What you’ve got to do to arrive at a clearer truth of these things is take a TOTAL test of the nitrogen in the soil. Let me give you an example. In my garden my soluble nitrogen tests (taken two months ago) showed 30.5 ppm nitrate N and 20.6 ppm ammonium N. My total N, however, was 3400 ppm (good enough to grow maize, okra, potatoes, pumpkins, etc. without nitrogen fertilizer seeing as that’s what I’m growing). Without a TOTAL test you wouldn’t know this. Why such a huge amount of nitrogen in the total test?

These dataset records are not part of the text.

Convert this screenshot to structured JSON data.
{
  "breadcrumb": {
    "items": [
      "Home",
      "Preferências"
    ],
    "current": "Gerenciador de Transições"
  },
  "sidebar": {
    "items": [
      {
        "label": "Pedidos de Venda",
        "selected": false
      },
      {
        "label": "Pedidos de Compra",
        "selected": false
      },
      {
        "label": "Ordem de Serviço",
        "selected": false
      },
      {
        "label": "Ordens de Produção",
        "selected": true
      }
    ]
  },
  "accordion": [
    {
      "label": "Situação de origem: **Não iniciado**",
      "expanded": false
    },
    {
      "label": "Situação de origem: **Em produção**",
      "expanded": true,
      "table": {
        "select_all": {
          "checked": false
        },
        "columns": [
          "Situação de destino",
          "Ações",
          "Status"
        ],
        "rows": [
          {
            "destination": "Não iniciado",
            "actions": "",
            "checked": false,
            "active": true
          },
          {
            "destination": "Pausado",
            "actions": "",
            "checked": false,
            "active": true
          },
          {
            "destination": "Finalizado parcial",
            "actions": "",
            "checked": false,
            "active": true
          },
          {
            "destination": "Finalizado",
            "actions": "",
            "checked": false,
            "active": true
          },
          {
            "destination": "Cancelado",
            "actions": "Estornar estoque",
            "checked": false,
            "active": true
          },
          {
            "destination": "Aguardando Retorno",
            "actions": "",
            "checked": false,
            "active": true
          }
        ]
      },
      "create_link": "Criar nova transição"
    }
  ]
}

Because of previous soybean crops feeding nitrogen into the soil, and because of my humified compost (which must contain clay) with all its nitrogen fixers and co-factors. The nitrogen then is caught up in the biology of the soil in complex forms-which is what you want. You don’t want it as nitrates or ammonium. That’s hogwash. It won’t grow tasty, nutrient dense stuff that is immune to insects and diseases. But if you go to the universities and the extension stations that’s what they advise people and that’s what sort of stuff they grow-garbage. They wreck the soil, poison the water table, leach the boron and calcium, etc.

Of course, In my garden soil at present I’ve got 7.26% organic matter, 75% of my base saturation is calcium, 16% is magnesium and only 3% is hydrogen (Ph 6.8, CEC 34.11) It ha taken me 3 years to get there. I’ve fed this garden mostly gypsum, compost and mulch, with plenty of legumes and grassy paths-the soil is rarely bare and not for long because bare soil in the wet tropics goes downhill really fast. You’ve got a somewhat similar situation in Hawaii, only with much newer soils. This means you REALLY need to concentrate on legumes because they bring oxygen (the basis for acidity) into the soil and dissolve the rocks. Man, in Hawaii that’s what you’ve gotta have. Legumes don’t fix nitrogen. Get that out of your head. Legumes eat rocks, which then makes it possible for nitrogen fixation to occur.